The integer operations they're referring to happen in the shader core, so they would directly correspond to integer usage in shader code. The #1 reason is indexing to read data from buffers: as GPU's and shading languages have gotten more sophisticated, shader programs have started have a more active role in pulling data from data structures rather than being spoon-fed things like matrices and vertices. So you will end up having things like instanced meshes pulling their per-instance transform from a StructuredBuffer in the vertex shader, or perhaps even going through an indirection buffer first in order to allow the per-instance data to remain constant after culling. You also may have compute shaders running that do the actual culling, which would require integer operations both for reading in the data used for culling as well as for writing out the culling results to a buffer. You also have using bitwise operations for computing masks or unpacking data, looking up lighting data from per-tile lists or bitfields, traversing tree structures for computing intersections…the list is very long.
The “advantage” of integers is that they're integers! They exactly represent all integer values in their range, unlike floats which can exactly represent some integers but not most. So if you need to do something like “multiply the index of by the size of the struct to get a byte offset you can use for ByteAddressBuffer” you'll get a more exact result from integer math. There's also some things that can only be naturally done with integer math, like logical bitwise operations and shifts.
On many GPU's still out in the wild it is common for integer operations to run more slowly than floating point operations, and/or for their to be more limited resources for doing the integer operations. Getting about ¼ integer throughput compared to floating point is not uncommon, although it depends on the exact operation as well as the specific GPU architecture. For instance, on some GPU's an integer add is full speed but an integer multiply is slower.
Lower-precision types like FP16 and INT16 have three main advantages:
- They are smaller, so you can pack more of them into your data structures
- Typically they consume less space in the registry file when they're natively supported, which helps avoid register pressure (which leads to low occupancy)

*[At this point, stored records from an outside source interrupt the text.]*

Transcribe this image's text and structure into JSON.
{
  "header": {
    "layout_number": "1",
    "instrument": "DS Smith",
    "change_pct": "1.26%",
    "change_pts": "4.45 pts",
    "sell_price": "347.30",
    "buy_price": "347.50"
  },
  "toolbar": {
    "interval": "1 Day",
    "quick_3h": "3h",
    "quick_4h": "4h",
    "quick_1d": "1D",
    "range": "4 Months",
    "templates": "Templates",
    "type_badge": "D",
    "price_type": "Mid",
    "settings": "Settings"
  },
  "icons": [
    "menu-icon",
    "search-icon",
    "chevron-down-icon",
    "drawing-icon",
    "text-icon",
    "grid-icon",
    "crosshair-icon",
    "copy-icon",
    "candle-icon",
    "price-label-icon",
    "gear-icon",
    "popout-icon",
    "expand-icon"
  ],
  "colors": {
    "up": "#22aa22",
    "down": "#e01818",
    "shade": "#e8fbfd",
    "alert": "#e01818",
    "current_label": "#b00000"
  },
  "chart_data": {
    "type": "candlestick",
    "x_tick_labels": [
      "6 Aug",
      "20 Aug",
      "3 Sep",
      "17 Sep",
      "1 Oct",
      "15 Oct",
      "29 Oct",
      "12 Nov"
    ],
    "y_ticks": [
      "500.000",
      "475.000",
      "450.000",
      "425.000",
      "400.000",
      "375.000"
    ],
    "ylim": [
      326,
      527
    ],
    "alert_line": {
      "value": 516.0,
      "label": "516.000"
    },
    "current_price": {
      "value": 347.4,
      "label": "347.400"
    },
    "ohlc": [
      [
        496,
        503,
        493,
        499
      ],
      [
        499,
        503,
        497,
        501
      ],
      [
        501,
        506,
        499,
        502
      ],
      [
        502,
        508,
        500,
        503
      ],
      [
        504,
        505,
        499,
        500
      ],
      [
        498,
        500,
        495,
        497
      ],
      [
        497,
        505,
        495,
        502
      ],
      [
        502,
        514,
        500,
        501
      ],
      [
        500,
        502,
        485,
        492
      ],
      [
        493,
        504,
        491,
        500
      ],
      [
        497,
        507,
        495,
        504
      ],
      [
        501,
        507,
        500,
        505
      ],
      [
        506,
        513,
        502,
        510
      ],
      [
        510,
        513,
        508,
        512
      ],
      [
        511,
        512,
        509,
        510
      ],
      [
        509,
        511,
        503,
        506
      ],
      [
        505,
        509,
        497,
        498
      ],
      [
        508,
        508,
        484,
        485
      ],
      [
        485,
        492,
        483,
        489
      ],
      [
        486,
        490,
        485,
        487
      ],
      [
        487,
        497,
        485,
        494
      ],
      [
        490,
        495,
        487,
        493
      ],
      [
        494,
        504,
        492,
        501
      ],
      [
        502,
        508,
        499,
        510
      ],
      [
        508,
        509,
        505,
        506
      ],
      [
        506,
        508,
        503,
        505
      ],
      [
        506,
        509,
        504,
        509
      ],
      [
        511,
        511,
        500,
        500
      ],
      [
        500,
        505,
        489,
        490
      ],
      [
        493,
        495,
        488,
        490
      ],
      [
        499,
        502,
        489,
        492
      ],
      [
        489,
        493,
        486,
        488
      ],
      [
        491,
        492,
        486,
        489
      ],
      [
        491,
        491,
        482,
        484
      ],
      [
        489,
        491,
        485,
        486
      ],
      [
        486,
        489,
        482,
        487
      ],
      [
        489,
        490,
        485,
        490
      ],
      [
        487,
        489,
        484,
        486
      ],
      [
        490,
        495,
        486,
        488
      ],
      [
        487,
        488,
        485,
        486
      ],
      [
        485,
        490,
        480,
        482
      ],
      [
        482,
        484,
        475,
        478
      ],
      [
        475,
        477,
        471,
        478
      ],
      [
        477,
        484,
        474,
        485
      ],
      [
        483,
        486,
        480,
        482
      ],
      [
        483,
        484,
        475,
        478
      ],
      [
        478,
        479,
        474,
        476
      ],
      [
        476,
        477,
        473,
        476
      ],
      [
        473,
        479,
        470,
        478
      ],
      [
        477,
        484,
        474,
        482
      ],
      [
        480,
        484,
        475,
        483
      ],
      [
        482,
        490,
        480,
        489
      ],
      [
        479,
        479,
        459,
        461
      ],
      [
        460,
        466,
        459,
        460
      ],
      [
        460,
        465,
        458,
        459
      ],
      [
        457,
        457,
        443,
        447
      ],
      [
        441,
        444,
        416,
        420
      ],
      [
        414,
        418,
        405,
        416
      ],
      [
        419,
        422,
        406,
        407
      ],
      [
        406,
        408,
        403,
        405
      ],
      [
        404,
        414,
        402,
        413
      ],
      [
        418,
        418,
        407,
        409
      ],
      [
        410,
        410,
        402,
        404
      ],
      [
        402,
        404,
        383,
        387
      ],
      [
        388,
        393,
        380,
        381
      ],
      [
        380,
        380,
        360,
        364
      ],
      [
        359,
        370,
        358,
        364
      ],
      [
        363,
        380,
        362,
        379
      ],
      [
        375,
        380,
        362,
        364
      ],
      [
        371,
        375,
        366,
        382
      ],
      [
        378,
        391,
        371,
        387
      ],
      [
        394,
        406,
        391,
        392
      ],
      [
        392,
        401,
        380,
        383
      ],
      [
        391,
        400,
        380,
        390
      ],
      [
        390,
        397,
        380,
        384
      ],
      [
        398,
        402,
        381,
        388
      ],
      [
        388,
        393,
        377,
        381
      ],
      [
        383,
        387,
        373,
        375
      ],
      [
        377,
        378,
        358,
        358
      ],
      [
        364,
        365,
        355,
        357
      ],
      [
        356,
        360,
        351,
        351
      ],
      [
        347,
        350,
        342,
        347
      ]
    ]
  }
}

- They are often faster than their full-precision counterparts, getting 2x throughput relative to 32-bit is pretty common.
Using them depends on the API and shader language you're using. There are a few different flavors, but typically you need to do some kind of modification to your shader code to indicate that you are okay with lower precision. You generally don't want to just use the lower-precision types everywhere, because some calculations won't fit in their precision limits. You also usually need to check if the GPU you're running on actually supports lower-precision types, since on desktop they're fairly new (on mobile it's quite common to support fp16). If you're interested, I wrote an article about using fp16 in HLSL/D3D here if you want to get a sense of how it works: https://therealmjp.github.io/posts/shader-fp16/
If you haven't read through it, this is a pretty good overview of how GPU's work: https://fgiesen.wordpress.com/2011/07/09/a-trip-through-the-graphics-pipeline-2011-index/
It explains the reason for the “pixel shader quads” thing that you mentioned (spoiler: it's for computing the mip level to sample), as well as bunch of other important bits.
I also always recommend this presentation, which talks about how shader threads actually execute on GPU SIMD hardware: https://engineering.purdue.edu/~smidkiff/KKU/files/GPUIntro.pdf
Another good article on that subject: https://anteru.net/blog/2018/intro-to-compute-shaders/
If you're willing to purchase a book, then “Real Time Rendering 4th Edition” is my go-to suggestion.